A couple of areas where motor control systems are advancing and likely to continue evolving:

  • Advanced Robotics Control Systems: Robotics is a field where motor control systems are constantly being refined. Recent advancements include the development of more precise and efficient control algorithms, such as reinforcement learning-based control, which enables robots to learn and adapt to their environments more effectively. Additionally, the integration of novel actuators like soft robotics and bio-inspired actuators is pushing the boundaries of what robots can achieve in terms of dexterity, agility, and interaction with humans.
  • Precision Manufacturing and Industrial Automation: Motor control systems play a crucial role in precision manufacturing and industrial automation, where accuracy and speed are paramount. Recent advancements include the integration of machine learning and AI techniques for predictive maintenance and optimization of manufacturing processes. Additionally, collaborative robots (cobots) equipped with advanced motor control systems are being increasingly deployed in manufacturing environments to work alongside humans safely and efficiently, further enhancing productivity and flexibility on the factory floor.
  • Neuroprosthetics and Brain-Machine Interfaces (BMI): Motor control systems play a crucial role in neuroprosthetics, which involve the development of devices to restore motor function in individuals with disabilities. Recent innovations include the use of advanced motor control algorithms to decode neural signals and translate them into control commands for prosthetic limbs or exoskeletons.

    Additionally, Brain-Machine Interfaces (BMI) are being developed to enable direct communication between the brain and external devices, allowing individuals with paralysis to control computers, robotic limbs, or even their own muscles using their thoughts.
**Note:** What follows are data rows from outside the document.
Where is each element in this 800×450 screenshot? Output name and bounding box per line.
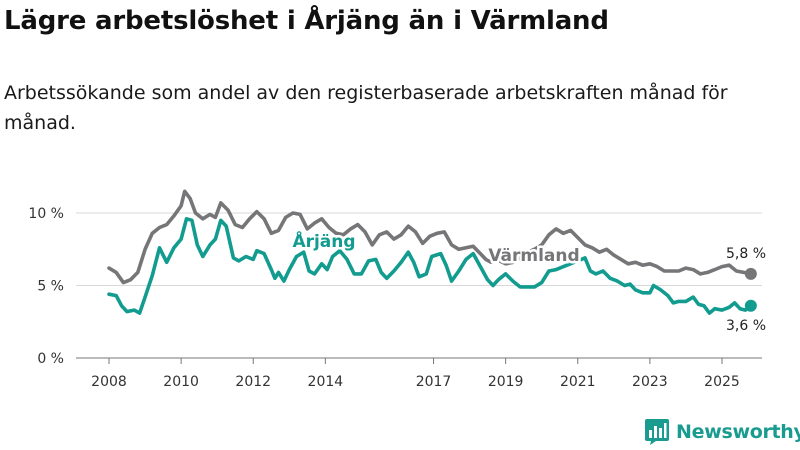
x-tick-label: 2017 — [416, 374, 452, 390]
x-tick-label: 2012 — [235, 374, 271, 390]
series-line-värmland — [107, 189, 753, 285]
end-value-label-värmland: 5,8 % — [726, 246, 766, 262]
series-label-värmland: Värmland — [488, 246, 579, 266]
y-tick-label: 5 % — [37, 279, 64, 295]
newsworthy-logo: Newsworthy — [644, 418, 800, 446]
brand-name: Newsworthy — [676, 421, 800, 443]
series-end-point-värmland — [744, 267, 757, 280]
y-tick-label: 0 % — [37, 351, 64, 367]
x-tick-label: 2021 — [560, 374, 596, 390]
x-tick-label: 2014 — [308, 374, 344, 390]
end-value-label-årjäng: 3,6 % — [726, 318, 766, 334]
series-line-årjäng — [107, 217, 753, 315]
x-tick-label: 2008 — [91, 374, 127, 390]
series-end-point-årjäng — [744, 299, 757, 312]
bar-chart-logo-icon — [645, 419, 669, 445]
x-tick-label: 2010 — [163, 374, 199, 390]
series-label-årjäng: Årjäng — [292, 229, 355, 252]
x-tick-label: 2025 — [704, 374, 740, 390]
chart-title: Lägre arbetslöshet i Årjäng än i Värmlan… — [4, 6, 609, 36]
chart-subtitle: Arbetssökande som andel av den registerb… — [4, 82, 728, 134]
x-tick-label: 2019 — [488, 374, 524, 390]
x-tick-label: 2023 — [632, 374, 668, 390]
y-tick-label: 10 % — [28, 206, 64, 222]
  • Rehabilitation Robotics: Motor control systems are integral to rehabilitation robotics, which involves the development of robotic devices to assist patients with physical therapy and rehabilitation. Recent advancements include the use of adaptive control algorithms to personalize therapy sessions based on the patient’s progress and abilities.

    Robotics-assisted rehabilitation devices equipped with advanced motor control systems can provide precise and repetitive movements to aid in recovery from stroke, spinal cord injuries, or orthopaedic surgeries. These systems often incorporate sensors and feedback mechanisms to monitor the patient’s progress and adjust therapy parameters in real-time.

Final Remarks

As is quite evident from its design, our EV motor control system ECU is designed to cater to the changing needs of the Electric Vehicle industry. The segregation of motor drive logic (FOC algorithm) and power management aids in faster turn-around time for EVs programs.